Tesla Silences Naysayers
Goldman Sachs’ analysts are not impressed with the company being able to exceed the targets for the Model S and Model X cars. The main test for them was how the company would scale up the promised Model 3 production, which, according to them, has been a failure. Due to this, the firm has lowered their margins forecast to 15.5% for the third quarter. They also increased Tesla’s operating expenses to $731 million (Tesla Silences Naysayers). Furthermore, the firm gave the company a “sell” rating with a 6-month price target of $210, which is one of the lowest price targets for Tesla in the market today (40% lower than the company’s stock price on market close on Tuesday).
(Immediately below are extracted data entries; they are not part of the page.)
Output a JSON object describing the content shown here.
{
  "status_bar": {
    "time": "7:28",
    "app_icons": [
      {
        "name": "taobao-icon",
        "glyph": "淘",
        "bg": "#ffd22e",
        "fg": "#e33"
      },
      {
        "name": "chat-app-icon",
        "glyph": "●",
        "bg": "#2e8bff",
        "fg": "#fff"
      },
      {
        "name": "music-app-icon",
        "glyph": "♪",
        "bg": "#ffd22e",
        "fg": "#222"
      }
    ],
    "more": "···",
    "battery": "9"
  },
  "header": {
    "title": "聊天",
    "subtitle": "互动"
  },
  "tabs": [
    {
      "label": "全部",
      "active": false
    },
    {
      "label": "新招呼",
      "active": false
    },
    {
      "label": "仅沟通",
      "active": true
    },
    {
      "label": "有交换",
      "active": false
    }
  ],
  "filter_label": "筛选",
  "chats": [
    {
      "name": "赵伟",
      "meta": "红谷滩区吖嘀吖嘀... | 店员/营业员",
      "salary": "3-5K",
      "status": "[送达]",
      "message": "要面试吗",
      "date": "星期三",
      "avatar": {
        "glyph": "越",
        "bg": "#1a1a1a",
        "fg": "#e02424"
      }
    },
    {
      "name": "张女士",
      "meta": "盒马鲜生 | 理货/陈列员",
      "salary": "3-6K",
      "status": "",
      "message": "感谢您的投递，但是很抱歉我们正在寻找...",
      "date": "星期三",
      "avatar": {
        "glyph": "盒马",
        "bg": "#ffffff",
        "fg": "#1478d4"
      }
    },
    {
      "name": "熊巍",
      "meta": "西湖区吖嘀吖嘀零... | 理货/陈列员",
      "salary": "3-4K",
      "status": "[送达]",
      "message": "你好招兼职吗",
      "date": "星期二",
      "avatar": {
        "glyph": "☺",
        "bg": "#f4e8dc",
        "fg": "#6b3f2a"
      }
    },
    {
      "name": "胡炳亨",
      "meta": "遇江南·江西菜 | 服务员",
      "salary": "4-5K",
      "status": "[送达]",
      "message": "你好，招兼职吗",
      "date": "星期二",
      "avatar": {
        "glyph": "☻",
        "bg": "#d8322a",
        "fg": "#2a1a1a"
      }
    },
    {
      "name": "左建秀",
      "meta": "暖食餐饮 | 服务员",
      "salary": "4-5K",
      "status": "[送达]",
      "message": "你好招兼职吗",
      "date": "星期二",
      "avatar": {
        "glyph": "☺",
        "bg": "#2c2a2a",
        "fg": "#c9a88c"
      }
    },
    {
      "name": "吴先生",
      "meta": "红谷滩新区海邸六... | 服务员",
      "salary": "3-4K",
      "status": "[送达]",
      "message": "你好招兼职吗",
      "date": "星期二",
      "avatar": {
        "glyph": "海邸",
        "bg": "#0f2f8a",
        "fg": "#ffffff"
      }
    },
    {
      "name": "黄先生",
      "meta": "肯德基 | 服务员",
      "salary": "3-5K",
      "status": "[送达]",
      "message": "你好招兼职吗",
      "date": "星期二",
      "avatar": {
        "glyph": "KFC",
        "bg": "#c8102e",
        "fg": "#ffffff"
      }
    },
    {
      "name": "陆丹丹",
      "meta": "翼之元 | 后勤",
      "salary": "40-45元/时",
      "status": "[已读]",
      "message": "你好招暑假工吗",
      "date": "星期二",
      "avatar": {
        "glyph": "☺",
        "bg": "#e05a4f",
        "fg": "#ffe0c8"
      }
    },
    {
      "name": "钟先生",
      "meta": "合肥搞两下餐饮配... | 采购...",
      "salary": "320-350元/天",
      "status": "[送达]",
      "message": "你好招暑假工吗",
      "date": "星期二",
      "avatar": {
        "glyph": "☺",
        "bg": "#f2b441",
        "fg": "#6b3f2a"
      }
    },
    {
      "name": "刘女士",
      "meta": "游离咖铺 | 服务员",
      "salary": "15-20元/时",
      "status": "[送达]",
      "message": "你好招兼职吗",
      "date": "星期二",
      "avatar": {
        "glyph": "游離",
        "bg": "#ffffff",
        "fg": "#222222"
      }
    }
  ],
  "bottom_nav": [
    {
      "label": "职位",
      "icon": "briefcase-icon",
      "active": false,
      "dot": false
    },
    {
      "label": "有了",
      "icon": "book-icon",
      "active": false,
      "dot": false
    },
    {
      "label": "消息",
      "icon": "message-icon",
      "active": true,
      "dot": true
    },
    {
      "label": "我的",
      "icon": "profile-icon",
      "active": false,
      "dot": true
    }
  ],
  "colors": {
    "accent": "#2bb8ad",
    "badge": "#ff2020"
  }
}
Morgan Stanley had a diametrically different view of the company, warning investors not to analyze the Model 3 production saga too closely and that the bigger picture should be looked at instead. They said all new products suffer teething issues and that quality should be more important that such minor issues. The firm still kept its production target at 120,000 Model 3 deliveries by the end of 2018. Morgan Stanley also kept its rating of Tesla stock at “neutral” and did not change its price target of $317 (which is about 7% lower than the company’s closing stock price on Tuesday).
Tesla did get a big boost and saw its stock prices rise to $312.78, a 1.9% rise, on Wednesday after Nomura gave its ratings for the company. Nomura is the latest analytics firm to cover Tesla stocks. The firm gave an initial rating of “buy” for Tesla, and set their price target for the company at $500, which is 44% higher that the company’s current stock price (and the highest price target among the 19 analytics firms covering Tesla). Nomura also predicted that Tesla’s annual revenues will surge from the current 2016 figure of $8 billion to a massive $58 billion by 2021.